Lecture 1

Introduction to Reinforcement Learning

Learning through experience to make good sequential decisions under uncertainty, from core concepts to Markov Reward Processes.

Foundations Markov Property MRP Bellman Equation
Original PDF slides

What Is Reinforcement Learning?

Reinforcement learning (RL) is about learning from experience to make good decisions under uncertainty. Unlike supervised learning, where we get labeled input-output pairs, an RL agent must discover which actions yield the most reward by trying them. Humans and animals do this constantly—learning from the consequences of their actions without explicit instruction.

The field traces back to Richard Bellman's dynamic programming in the 1950s. Over the following decades, ideas from control theory, operations research, and psychology converged into the modern RL framework. In the last ten years, RL has produced a series of striking successes.

Definition
Reinforcement Learning. A computational framework in which an agent learns to make sequential decisions by interacting with an environment, receiving reward signals, and adjusting its behavior to maximize cumulative reward over time.

Recent Successes

Several landmark results illustrate RL's power and breadth:

Key Insight
RL is particularly powerful in two settings: (1) when no examples of desired behavior exist—for instance because the goal is to surpass human performance—and (2) when the problem involves an enormous search space with delayed outcomes, making hand-designed solutions infeasible.

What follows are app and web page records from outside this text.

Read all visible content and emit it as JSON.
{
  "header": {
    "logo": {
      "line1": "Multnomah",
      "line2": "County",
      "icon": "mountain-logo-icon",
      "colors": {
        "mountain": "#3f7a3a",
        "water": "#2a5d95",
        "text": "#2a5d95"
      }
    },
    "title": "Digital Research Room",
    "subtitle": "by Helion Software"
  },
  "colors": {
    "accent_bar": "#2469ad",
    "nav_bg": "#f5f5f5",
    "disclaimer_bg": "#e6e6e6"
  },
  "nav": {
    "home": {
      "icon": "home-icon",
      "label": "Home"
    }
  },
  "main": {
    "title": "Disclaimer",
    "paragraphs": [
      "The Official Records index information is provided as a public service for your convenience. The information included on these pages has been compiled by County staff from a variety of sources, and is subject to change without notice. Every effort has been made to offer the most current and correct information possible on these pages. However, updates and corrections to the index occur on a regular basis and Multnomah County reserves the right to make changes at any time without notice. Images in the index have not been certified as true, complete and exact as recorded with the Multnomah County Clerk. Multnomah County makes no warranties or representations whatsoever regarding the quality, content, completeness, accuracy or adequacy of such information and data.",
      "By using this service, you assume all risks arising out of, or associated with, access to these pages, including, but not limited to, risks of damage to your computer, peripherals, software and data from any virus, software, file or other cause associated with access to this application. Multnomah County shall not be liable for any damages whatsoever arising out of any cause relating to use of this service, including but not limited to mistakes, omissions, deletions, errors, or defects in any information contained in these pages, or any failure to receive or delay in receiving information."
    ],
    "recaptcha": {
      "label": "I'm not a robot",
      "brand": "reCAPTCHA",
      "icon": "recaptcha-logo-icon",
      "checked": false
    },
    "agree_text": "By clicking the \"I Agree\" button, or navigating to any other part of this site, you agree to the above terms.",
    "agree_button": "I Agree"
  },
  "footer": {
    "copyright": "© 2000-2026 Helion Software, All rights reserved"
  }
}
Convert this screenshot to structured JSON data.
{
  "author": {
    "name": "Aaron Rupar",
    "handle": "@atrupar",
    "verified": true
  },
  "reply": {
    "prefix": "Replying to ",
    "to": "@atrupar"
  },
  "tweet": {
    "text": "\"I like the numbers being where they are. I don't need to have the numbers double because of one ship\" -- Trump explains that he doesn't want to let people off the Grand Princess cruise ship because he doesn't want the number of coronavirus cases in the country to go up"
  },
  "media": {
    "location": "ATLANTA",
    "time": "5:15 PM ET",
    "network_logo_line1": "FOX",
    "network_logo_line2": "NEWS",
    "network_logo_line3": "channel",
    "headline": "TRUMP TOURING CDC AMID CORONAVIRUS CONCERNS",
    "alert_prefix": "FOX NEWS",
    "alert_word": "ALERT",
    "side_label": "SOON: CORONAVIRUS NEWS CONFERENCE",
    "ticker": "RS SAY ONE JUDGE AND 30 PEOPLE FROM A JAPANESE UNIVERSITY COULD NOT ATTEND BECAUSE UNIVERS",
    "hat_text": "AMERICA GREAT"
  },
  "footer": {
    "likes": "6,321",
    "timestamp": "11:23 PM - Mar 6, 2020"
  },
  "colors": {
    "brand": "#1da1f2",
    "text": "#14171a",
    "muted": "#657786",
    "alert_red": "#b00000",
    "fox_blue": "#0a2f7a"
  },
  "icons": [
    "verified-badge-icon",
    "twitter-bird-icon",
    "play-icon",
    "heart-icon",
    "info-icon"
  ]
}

The Four Pillars of Reinforcement Learning

What distinguishes RL from other branches of machine learning? Four fundamental challenges arise in virtually every RL problem:

Optimization

The goal of RL is to find an optimal (or near-optimal) way to make decisions. This requires an explicit objective. A simple analogy: finding the shortest route between two cities in a road network. In RL the objective is typically to maximize cumulative reward. The "Reward is Enough" hypothesis (Silver, Singh, Precup, and Sutton) posits that maximizing reward is a sufficiently generic objective to drive behavior exhibiting most, if not all, abilities studied in natural and artificial intelligence.

Delayed Consequences

Actions taken now can have impacts far into the future. Saving money for retirement, or finding a key early in a video game like Montezuma's Revenge to unlock a door much later, are both instances of delayed consequences. This introduces two intertwined challenges:

Exploration

An RL agent learns about the world by making decisions—acting as a scientist running experiments. When you learn to ride a bicycle, you must try (and fall) many times. Decisions influence what you learn: you only observe the reward for the action you actually took, never for the alternatives you did not try. If you choose to attend Stanford instead of MIT, you experience only the Stanford trajectory. This creates a fundamental tension between exploration (trying new things to gather information) and exploitation (choosing actions known to yield high reward).

Generalization

A policy is a mapping from past experience to action. In principle one could pre-program a lookup table covering every possible situation, but in practice the state space is far too large. The agent must generalize from limited experience to new, previously unseen states—exactly the kind of challenge that deep learning excels at, which is why the combination of RL and deep neural networks has been so fruitful.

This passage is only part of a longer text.